Voir l'actu à travers différentes bulles de filtre ? C'est possible !
— Λccropolis (@jeanmassiet) (@Accropolis) January 19, 2020
On a créé 6 colonnes pour représenter les différentes timelines des sympathisant de
– la gauche révolutionnaire
– la gauche
– la social démocratie
– le centre-droit
– la droite droite
– l'extrême droite. pic.twitter.com/bSYw2QUSDR
Le résultat est sans équivoque quant aux contenus remontant dans les fils d’actualité et auxquels les internautes se retrouvent exposés. De quoi alimenter et polariser des systèmes de croyances. Déjà, quelques années plus tôt, le Wall Street Journal avait mis au point un outil permettant de comparer deux fils Facebook : celui d’un.e pro-démocrate et celui d’un.e pro-républicain.e. Là encore, l’exercice est saisissant. Chaque internaute semble être tenu.e à l’écart de contenus, qu’il s’agisse de posts d’utilisateur.rices ou d’articles de médias, qui entrent en conflit avec son système de valeurs.
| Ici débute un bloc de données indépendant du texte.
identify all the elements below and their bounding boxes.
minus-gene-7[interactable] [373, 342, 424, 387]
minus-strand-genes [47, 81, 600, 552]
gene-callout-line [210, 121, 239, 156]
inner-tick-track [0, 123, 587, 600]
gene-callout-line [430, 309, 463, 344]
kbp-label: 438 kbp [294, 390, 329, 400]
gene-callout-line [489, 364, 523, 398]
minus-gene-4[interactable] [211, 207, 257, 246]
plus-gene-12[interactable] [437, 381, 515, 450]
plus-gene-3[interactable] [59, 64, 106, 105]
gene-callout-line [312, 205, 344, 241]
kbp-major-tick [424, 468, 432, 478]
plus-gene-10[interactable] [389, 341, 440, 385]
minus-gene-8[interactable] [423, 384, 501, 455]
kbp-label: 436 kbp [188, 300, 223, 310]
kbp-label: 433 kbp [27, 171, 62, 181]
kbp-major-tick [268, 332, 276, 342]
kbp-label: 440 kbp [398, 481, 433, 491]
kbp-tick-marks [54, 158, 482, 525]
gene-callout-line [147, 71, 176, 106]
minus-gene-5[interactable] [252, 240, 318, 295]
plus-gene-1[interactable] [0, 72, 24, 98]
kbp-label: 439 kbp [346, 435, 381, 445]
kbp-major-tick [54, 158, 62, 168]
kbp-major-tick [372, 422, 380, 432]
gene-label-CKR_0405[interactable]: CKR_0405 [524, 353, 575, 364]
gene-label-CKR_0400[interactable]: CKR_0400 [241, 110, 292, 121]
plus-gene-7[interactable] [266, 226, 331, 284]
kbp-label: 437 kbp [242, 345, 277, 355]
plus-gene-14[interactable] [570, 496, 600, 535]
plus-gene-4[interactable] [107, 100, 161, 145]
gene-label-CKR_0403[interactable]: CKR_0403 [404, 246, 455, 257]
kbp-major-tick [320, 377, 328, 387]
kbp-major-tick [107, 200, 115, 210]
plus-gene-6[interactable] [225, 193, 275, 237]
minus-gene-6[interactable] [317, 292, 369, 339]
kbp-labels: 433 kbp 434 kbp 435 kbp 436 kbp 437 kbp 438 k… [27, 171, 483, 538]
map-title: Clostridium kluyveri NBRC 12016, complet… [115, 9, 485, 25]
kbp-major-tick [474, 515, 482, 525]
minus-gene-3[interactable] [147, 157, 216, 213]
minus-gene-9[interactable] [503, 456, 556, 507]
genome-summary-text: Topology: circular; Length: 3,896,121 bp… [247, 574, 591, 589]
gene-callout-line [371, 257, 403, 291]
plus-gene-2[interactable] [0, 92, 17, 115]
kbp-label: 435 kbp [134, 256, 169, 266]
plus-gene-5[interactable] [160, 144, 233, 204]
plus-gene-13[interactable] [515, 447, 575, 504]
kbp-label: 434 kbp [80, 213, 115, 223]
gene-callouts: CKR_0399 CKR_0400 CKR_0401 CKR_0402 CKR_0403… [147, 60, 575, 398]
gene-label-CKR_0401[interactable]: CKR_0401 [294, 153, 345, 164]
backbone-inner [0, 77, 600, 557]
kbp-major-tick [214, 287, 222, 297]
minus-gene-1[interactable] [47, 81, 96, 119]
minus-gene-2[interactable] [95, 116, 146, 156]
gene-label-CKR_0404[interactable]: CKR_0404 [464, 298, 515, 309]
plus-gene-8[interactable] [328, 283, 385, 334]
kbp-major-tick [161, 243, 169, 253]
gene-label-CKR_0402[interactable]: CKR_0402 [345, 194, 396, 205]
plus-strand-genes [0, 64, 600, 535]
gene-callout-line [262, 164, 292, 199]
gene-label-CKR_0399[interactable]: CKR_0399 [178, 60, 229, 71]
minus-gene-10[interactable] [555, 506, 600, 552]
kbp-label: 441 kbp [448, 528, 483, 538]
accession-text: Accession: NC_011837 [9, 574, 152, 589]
Et alors, quel est le problème ?
Pour qui souhaite se prémunir des pièges de la pensée unique, ces deux expériences montrent la nécessité d’élargir sa vision du monde, y compris digitale, quand Internet est bien souvent décrit comme le chantre de la liberté d’expression et d’information. Cela dit, nous procédons sensiblement à la façon de ces algorithmes dans la vraie vie ! Se confronter à d’autres manières de penser, croiser les opinions et les sources, multiplier les avis documentés : voilà une manière sûre de conserver un esprit libre. Mais pas uniquement. Un moyen, également, de déjouer les fake news. Lors d’un entretien accordé à COM-ENT en février dernier, le docteur en neurosciences Albert Moukheiber soulignait la nécessité d’apporter au phénomène une réponse de nature collective, dépassant la polarisation et l’entre-soi : “les fake news auxquelles je peux croire sont sûrement très différentes des fake news auxquelles vous allez croire. En apprenant à nous faire confiance, nous pouvons être les garde-fous les uns des autres. Une personne peut être la vigilance d’une personne sur un sujet, et réciproquement, ce n’est pas juste un travail individuel”. Face à des technologies de plus en plus poussées, telles que les deep fakes, il est de notre intérêt de croiser les sources, de se frotter à des points de vue différents pour éprouver la solidité et le bien-fondé de nos croyances.
Une responsabilité conjointe
Si les bulles de filtres sont en partie le fruit des technologies issues du web, il s’agit toutefois de nuancer leur rôle. Des mécanismes d’ordre psychologique sont aussi à l’œuvre et contribuent largement au phénomène : l’attirance naturelle pour (ce) qui nous est semblable et les chambres d’écho, notamment. Si plus de transparence sur la manière dont les algorithmes filtrent les préférences et la possibilité de désactiver ce filtrage sont souhaitables, il est évident que nous en sommes en partie responsables de l’uniformisation de nos flux, en reportant notre attention, et ce dès le début, sur des informations principalement conformes à nos opinions. Qu’il s’agisse de la fenêtre de son ordinateur ou de la réalité, il est encore temps pour nous de considérer chaque problématique par l’autre bout de la lorgnette. De même, les algorithmes, au moment de leur conception, pourraient être pensés pour pousser des contenus qui soient le reflet de la diversité.